In the stable dynamic regime, there is an intermediate q range of effective softening where several relevant features emerge from the active model (24):

• i)The “equilibrium” height variance of the (passive) mechanical modes varies as

$${\langle h_q^2\rangle }_{\text{pass}}=\frac{k_{B}T}{{\sigma }_{eff}{q}^2+{\kappa }_{eff}{q}^4}$$ [S10]

• with an effective bending rigidity

$${\kappa }_{eff}=\kappa -{\mathrm{\Xi }}^2/\zeta ,$$ [S11]

• that is, the larger the protein activity, the higher the bending softening undergone by the membrane.

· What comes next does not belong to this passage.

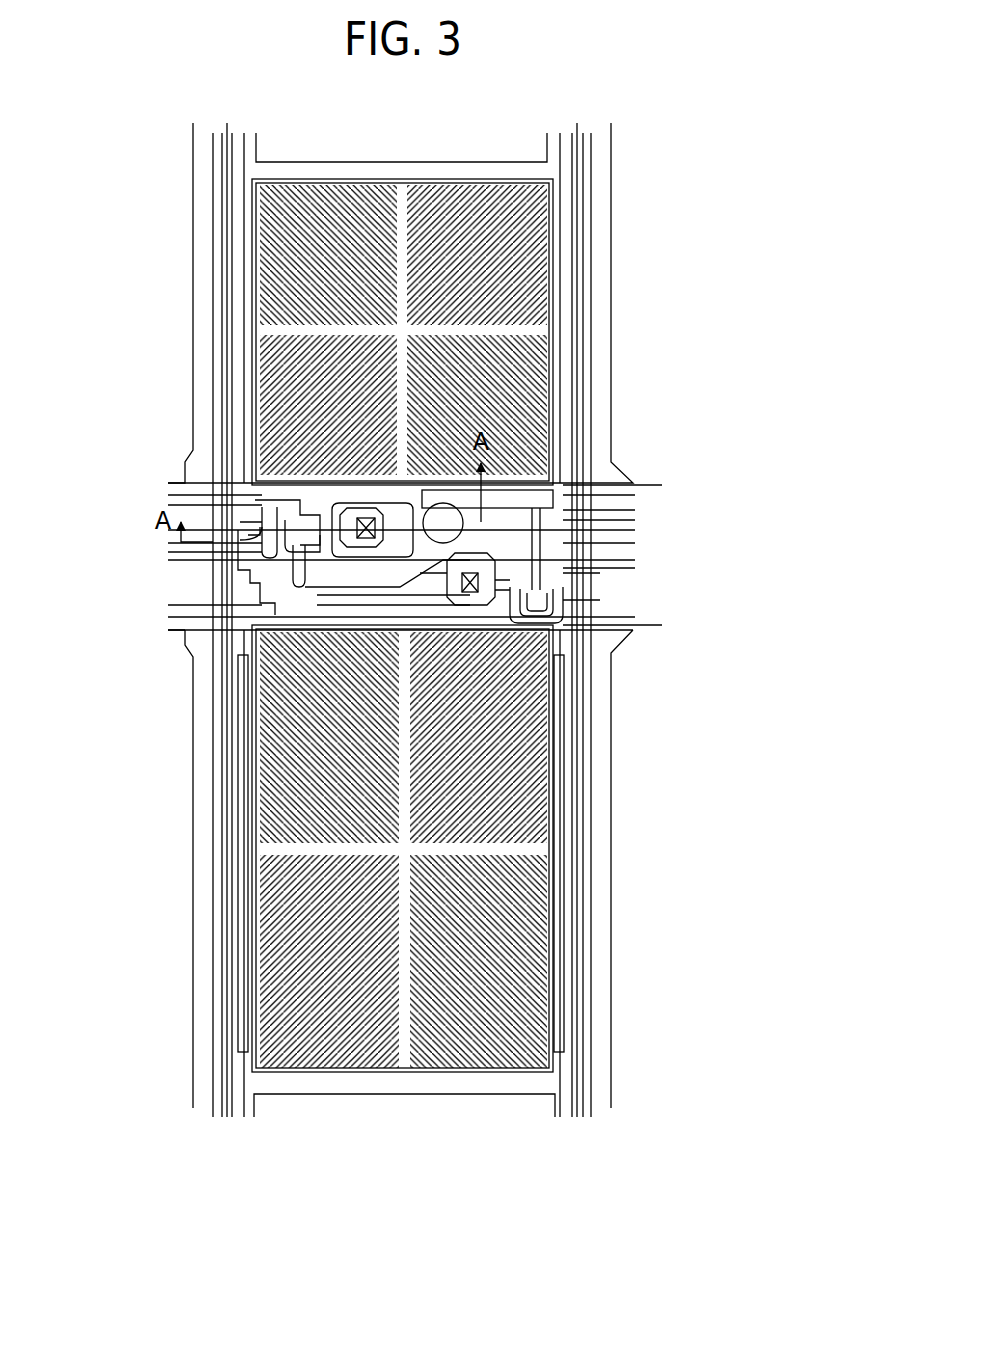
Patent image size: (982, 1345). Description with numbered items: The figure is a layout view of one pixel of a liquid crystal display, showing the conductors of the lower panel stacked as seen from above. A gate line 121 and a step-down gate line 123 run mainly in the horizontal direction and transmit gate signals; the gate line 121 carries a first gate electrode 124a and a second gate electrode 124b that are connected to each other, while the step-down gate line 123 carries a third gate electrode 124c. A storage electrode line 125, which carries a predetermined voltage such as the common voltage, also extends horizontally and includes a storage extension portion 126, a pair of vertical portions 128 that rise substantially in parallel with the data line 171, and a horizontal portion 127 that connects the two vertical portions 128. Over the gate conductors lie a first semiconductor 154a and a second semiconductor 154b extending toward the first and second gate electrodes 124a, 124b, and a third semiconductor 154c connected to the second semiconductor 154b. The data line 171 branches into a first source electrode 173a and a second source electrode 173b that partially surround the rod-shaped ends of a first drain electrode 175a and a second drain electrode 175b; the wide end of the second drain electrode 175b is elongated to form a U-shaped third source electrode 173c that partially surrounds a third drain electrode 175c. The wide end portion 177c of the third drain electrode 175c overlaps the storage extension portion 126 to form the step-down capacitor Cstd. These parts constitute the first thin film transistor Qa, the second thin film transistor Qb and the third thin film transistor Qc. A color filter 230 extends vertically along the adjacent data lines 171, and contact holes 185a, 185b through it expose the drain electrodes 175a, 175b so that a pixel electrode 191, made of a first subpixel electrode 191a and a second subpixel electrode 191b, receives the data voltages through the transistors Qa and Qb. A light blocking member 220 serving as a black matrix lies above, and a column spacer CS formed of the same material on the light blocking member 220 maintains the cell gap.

• ii)There is a superposed nonequilibrium (active) mode of fluctuation with a strength depending on kinetic coefficients. This mode describes nonequilibrium fluctuations, which are a direct consequence of the force stressed by the active proteins, that is, ${\langle h_q^2\rangle }_{\text{act}}\propto F_0^2$, where (with $F_0=f_0/n_0$).
• iii)The longest fluctuations travel as nondispersive waves, that is, with time correlations independent of the wave vector, and exclusively set by the activity of the protein. Therefore, the ACF is expected in this regime with a bimodal form,

$$\langle h_q\left(t\prime -t\right)h_q(t\prime )\rangle ={\langle h_q^2\rangle }_{\text{pass}}{e}^{-{\mathrm{\Gamma }}_{1}t}+{\langle h_q^2\rangle }_{\text{act}}{e}^{-{\mathrm{\Gamma }}_{\text{act}}t},$$ [S12]

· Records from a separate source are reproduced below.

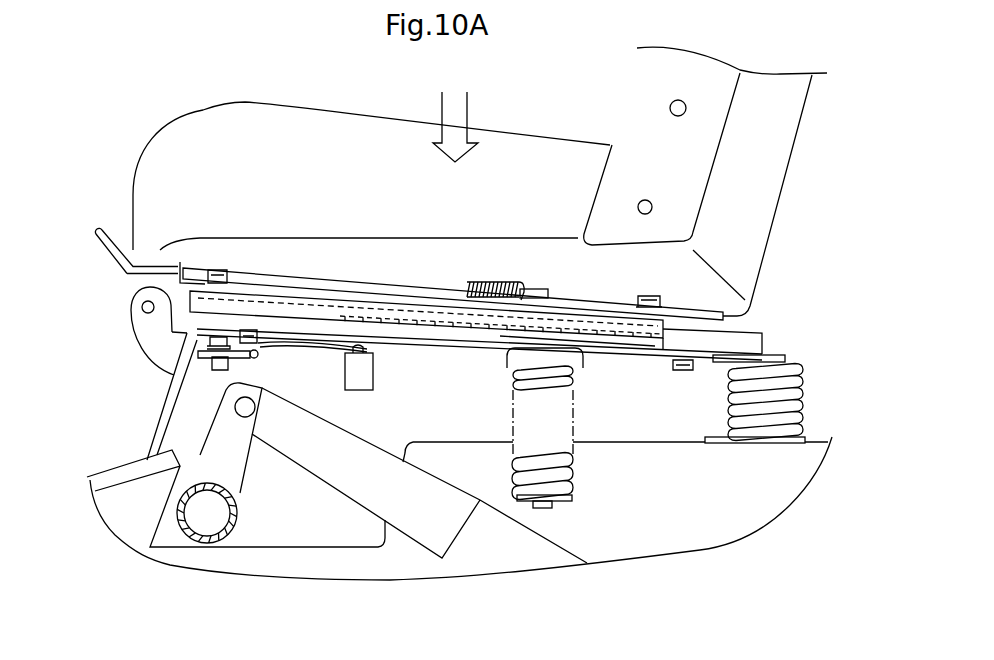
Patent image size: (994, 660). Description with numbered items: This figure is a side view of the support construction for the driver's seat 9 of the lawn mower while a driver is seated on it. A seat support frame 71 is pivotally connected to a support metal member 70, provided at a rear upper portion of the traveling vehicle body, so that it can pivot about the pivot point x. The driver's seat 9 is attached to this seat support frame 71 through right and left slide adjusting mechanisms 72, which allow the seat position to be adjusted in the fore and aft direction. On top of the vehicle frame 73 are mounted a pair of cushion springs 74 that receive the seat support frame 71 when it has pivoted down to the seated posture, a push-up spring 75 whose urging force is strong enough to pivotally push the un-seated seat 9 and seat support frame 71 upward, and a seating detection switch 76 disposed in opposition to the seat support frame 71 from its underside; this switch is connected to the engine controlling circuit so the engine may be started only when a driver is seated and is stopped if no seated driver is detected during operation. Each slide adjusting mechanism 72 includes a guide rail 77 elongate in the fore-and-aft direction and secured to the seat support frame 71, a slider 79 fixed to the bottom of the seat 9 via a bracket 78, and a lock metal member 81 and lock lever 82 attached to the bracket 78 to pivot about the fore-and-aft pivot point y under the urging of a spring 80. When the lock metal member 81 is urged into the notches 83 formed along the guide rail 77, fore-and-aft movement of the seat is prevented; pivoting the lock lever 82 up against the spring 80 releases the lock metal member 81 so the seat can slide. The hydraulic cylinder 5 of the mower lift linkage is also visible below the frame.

The hydraulic cylinder 5 is at (533, 540).
The driver's seat 9 is at (203, 122).
The support metal member 70 is at (145, 345).
The seat support frame 71 is at (493, 346).
The slide adjusting mechanism 72 is at (306, 292).
The vehicle frame 73 is at (740, 492).
The cushion spring 74 is at (803, 400).
The push-up spring 75 is at (572, 456).
The seating detection switch 76 is at (360, 390).
The guide rail 77 is at (757, 335).
The bracket 78 is at (607, 301).
The slider 79 is at (648, 340).
The spring 80 is at (493, 290).
The lock metal member 81 is at (417, 303).
The lock lever 82 is at (110, 230).
The notches 83 is at (413, 320).
The pivot point x is at (142, 307).
The fore-and-aft pivot point y is at (127, 268).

• which consists of the ordinary mechanical mode (passive) with equilibrium amplitude ${\langle h_q^2\rangle }_{\text{pass}}$ and relaxation rate, ${\mathrm{\Gamma }}_1=\mathrm{\Lambda }{\chi }_{th}\ge {\mathrm{\Gamma }}_0$, plus an active term, which describes nonequilibrium (active) fluctuations driven by the protein activity. If protein diffusional dynamics is neglected (4ηqD << κq² + σ), the amplitudes of these active fluctuations is expected to vary as (13, 24)

$${\langle h_q^2\rangle }_{\text{act}}={\langle h_q^2\rangle }_{\text{pass}}\left(1+\frac{A{q}^2}{{\sigma }_{eff}+{\kappa }_{eff}{q}^2}\right),$$ [S13]

• where $A$ enters the nonequilibrium contribution of protein activity to the height fluctuations, and the equatorial fluctuation spectrum used to fit the experimental data are taken with the general form (24)

$$P_{q_x}^{\left(\exp \right)}\left(q_x\right)=P_{q_x}^{\left(\text{pass}\right)}\left({\sigma }_{eff},{\kappa }_{eff}\right)+\frac{A\hspace{0.17em}}{4{\kappa }_{eff}^2}\frac{k_{B}T\hspace{0.17em}}{{\left(q^2+\frac{{\sigma }_{eff}}{{\kappa }_{eff}}\right)}^{3/2}},$$ [S14]

• where the passive term $P_{q_x}^{\left(\text{pass}\right)}=P_{th}^{\left(eq\right)}$ corresponds to the equilibrium expression in Eq. S3, and $A=F_0^2-\mathrm{\Xi }{F}_0/4\zeta$ describes the amplitude of the active term and $\zeta =k_{B}T/n_0$ for dilute protein density, $n_0$. Eq. S14 corresponds to the expression in Eq. 2, which is used to fit the experimental spectra.

Similarly, the normalized ACF obtained from experiments would be fitted to a bimodal exponential written as the sum of an equilibrium term ACF_q^(th) corresponding to the thermal fluctuations plus an active component ACF_q^(act),

$${\text{ACF}}_q\left(t\right)=A_q{\text{ACF}}_q^{\left(th\right)}\left(t\right)+\left(1-A_q\right){\text{ACF}}_q^{\left(\text{act}\right)}\left(t\right),$$ [S15]

where the normalized coefficient A_q accounts for the relative contribution of the passive component. Here, the active component ${\text{ACF}}_q^{\text{act}}\left(t\right)$ is formally described as a second relaxation mode, which is assumed to decay exponentially at a constant rate corresponding to the correlations of the active process (58); thus, ${\text{ACF}}_q^{\text{act}}\left(t\right)\approx \exp \left(-{\mathrm{\Gamma }}_{act}t\right)$, where Γ_act is the characteristic rate of the metabolic process, which produces correlations only at a characteristic timescale independently of the considered mode.